Hello everybody,
I'm comparably new to Julia, but not completely new to programming. Yet,
I'm a biologist by training, so please excuse potentially dumb questions in
advance :)
I am working in evolutionary ecology, programming individual-based
simulations. I have now transferred a (very) simple program that simulates
insect populations into Julia and am so far happy with its performance and
style (I really fell in love with Julia). Yet, I do have a performance
problem when it comes to copying a complex object. First of all my basic
type structure:
type TInd # an individual
ld::Float64
disp::Bool
end
type TPop # a single population
ind::Array{TInd,1}
end
world = TPop[] # just to mention, this is NOT a global variable, but in my
main simulation function to create multiple populations
You see that I have a set (world) of populations (TPop), each being defined
as arrays of individuals. During reproduction, I create a second Array of
individuals, that stores the (mutating) offspring. So far so good. Yet,
since I assume discrete generations, after each individual in a population
has reproduced, the parental population is to be replaced by the offspring.
I have implemented that like this:
newpop = TInd[]
# ... then the new population gets filled with offspring ...

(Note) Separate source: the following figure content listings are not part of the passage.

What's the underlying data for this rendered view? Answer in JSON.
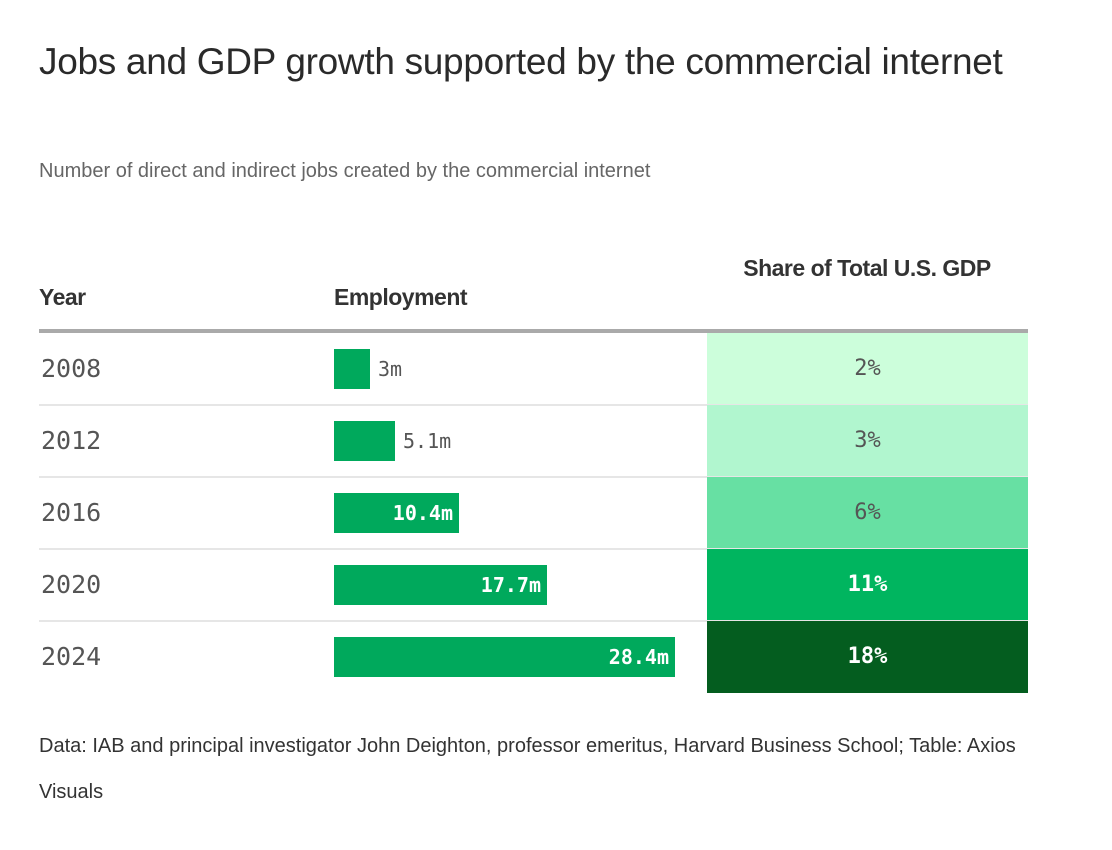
{
  "chart_data": {
    "type": "table",
    "title": "Jobs and GDP growth supported by the commercial internet",
    "subtitle": "Number of direct and indirect jobs created by the commercial internet",
    "columns": [
      "Year",
      "Employment",
      "Share of Total U.S. GDP"
    ],
    "rows": [
      {
        "year": "2008",
        "employment": 3,
        "employment_label": "3m",
        "gdp": 2,
        "gdp_label": "2%",
        "gdp_color": "#ccfedb",
        "gdp_text": "#555555"
      },
      {
        "year": "2012",
        "employment": 5.1,
        "employment_label": "5.1m",
        "gdp": 3,
        "gdp_label": "3%",
        "gdp_color": "#b1f6cf",
        "gdp_text": "#555555"
      },
      {
        "year": "2016",
        "employment": 10.4,
        "employment_label": "10.4m",
        "gdp": 6,
        "gdp_label": "6%",
        "gdp_color": "#67e0a3",
        "gdp_text": "#555555"
      },
      {
        "year": "2020",
        "employment": 17.7,
        "employment_label": "17.7m",
        "gdp": 11,
        "gdp_label": "11%",
        "gdp_color": "#00b55f",
        "gdp_text": "#ffffff"
      },
      {
        "year": "2024",
        "employment": 28.4,
        "employment_label": "28.4m",
        "gdp": 18,
        "gdp_label": "18%",
        "gdp_color": "#045d1f",
        "gdp_text": "#ffffff"
      }
    ],
    "bar_color": "#00a95c",
    "source": "Data: IAB and principal investigator John Deighton, professor emeritus, Harvard Business School; Table: Axios Visuals"
  }
}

world[p].ind = deepcopy(newpop)
Of course, this solution is working, but it is really slow. And since I do
actually not need a copy of the newpop, but just want it to overwrite the
original population, I guessed there might probably be a faster and more
elegant solution (without complex workarounds, just somehow adjusting the
pointers!?)? From what I've seen the model will probably run faster than in
C++ as soon as I find the answer :)))
I appreciate any help, thanks a lot in advance!